Jeffrey Humber, a senior vice president at Merrill Lynch, said at a recent law school conference in Virginia, “I am looking for a business partner in my lawyer … I need lawyers who understand what I do.” And an informal survey of 149 CEOs in 2000 by the American Corporate Council Association confirmed this aspiration for the lawyer-client relationship. The two most common reasons these chief executives gave for choosing to hire in-house counsel were 1) a desire to have lawyers who “understand the company better” (93%) and 2) a need for legal experts who could “participate in strategic planning” (89%). But they appeared to have limited success finding such attorneys. When asked what their lawyers actually did for them, only 37% reported that their legal advisors were “critically important” in strategic planning work.

 

Under the new law, lawyers will have a duty to speak out when a given business strategy carries high legal risk.
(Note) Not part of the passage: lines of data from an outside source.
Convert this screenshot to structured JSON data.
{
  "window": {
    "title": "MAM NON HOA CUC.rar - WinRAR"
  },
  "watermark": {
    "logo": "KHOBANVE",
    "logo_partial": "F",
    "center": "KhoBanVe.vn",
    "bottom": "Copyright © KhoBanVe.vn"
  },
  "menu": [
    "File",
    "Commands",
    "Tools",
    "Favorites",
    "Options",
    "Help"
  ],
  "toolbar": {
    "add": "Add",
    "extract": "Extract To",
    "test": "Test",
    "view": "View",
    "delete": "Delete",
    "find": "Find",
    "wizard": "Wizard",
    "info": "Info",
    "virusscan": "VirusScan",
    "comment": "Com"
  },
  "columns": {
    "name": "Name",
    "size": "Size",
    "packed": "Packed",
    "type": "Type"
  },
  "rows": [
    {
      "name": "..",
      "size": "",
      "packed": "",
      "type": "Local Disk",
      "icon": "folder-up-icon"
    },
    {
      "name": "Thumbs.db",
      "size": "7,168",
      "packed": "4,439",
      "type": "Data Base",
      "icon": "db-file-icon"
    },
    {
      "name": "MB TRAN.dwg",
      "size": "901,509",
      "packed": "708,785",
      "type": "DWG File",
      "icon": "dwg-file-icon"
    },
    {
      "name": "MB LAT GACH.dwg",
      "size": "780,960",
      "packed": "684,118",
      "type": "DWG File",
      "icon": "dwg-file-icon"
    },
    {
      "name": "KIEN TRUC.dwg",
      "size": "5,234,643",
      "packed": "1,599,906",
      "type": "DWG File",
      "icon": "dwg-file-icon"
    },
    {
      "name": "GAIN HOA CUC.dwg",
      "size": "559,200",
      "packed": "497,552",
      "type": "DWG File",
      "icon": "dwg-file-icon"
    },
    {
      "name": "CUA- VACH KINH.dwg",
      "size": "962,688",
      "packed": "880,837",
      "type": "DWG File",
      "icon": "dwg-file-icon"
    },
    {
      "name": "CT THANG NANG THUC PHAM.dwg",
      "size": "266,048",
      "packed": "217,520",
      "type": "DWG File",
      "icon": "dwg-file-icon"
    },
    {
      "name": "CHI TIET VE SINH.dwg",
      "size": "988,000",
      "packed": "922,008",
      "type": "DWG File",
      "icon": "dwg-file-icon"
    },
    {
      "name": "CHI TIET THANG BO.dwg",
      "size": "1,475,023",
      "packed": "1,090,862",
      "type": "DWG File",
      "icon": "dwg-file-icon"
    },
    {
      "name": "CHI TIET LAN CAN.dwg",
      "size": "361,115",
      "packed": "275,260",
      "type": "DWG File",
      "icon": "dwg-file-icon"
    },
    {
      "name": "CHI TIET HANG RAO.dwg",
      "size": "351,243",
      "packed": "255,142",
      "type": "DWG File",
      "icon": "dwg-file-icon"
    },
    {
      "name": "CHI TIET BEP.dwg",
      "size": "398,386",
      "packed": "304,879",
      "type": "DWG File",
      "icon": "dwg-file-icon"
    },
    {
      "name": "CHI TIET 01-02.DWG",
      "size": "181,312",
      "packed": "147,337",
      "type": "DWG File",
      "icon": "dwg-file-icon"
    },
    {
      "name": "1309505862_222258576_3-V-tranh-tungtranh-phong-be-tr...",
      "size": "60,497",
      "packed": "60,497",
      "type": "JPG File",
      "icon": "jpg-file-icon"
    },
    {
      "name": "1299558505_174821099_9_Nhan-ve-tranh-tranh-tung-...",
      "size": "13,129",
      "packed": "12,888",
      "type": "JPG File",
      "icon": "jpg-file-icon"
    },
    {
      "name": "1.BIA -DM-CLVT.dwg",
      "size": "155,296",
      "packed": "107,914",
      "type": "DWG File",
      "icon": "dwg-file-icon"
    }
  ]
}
As Elihu Root, a seasoned corporate lawyer from the Gilded Age, once said: “About half the practice of a decent lawyer is telling would-be clients they are damn fools and should stop.” The new law, in effect, creates a duty to say “stop” or face stiff legal sanctions.

 

This new role will take some getting used to. First, corporate leaders bent on crime will no longer have the benefit of advice from first-rate lawyers. This, of course, is a good thing. But the ABA is worried that even honest corporate executives may decide to keep the lawyers “out of the loop” on important decisions to reduce the risk that an over-zealous attorney will go running to the board before a final strategy is fixed. This is a legitimate concern, but it should recede as lawyers become more knowledgeable about business and better at being partners who, in Humber’s phrase, “understand what I do.” 

 

Second, there will be tensions between what this law requires and some time-honored protections that helped Legal Enablers thrive. For example, both the attorney-client privilege (which bars from evidence conversations between lawyers and clients about “legal options”) and the so-called “work-product” doctrine (which permits lawyers to withhold documents created in anticipation of litigation) help Legal Enablers develop legal rationalizations for dubious corporate acts without fear that their work will be reviewed later in court. What happens under the new law when a lawyer learns of possible securities law or fiduciary breaches in the course of having a privileged conversation or reviewing a work-product document? There should be no conflict. The board of directors, to whom the lawyer must report any violations, is the “client.” The new law helps lawyers remember who they are working for – the corporation, not management.

 

So this new law is a small step in the right direction for the legal profession. Congress and the SEC should resist the ABA’s attempts to overturn it. We will have far fewer Enrons and Worldcoms if the legal profession has more Trusted Counselors. Business leaders desire this type of legal service. Now all we need are more lawyers with the business acumen and professional responsibility to offer it.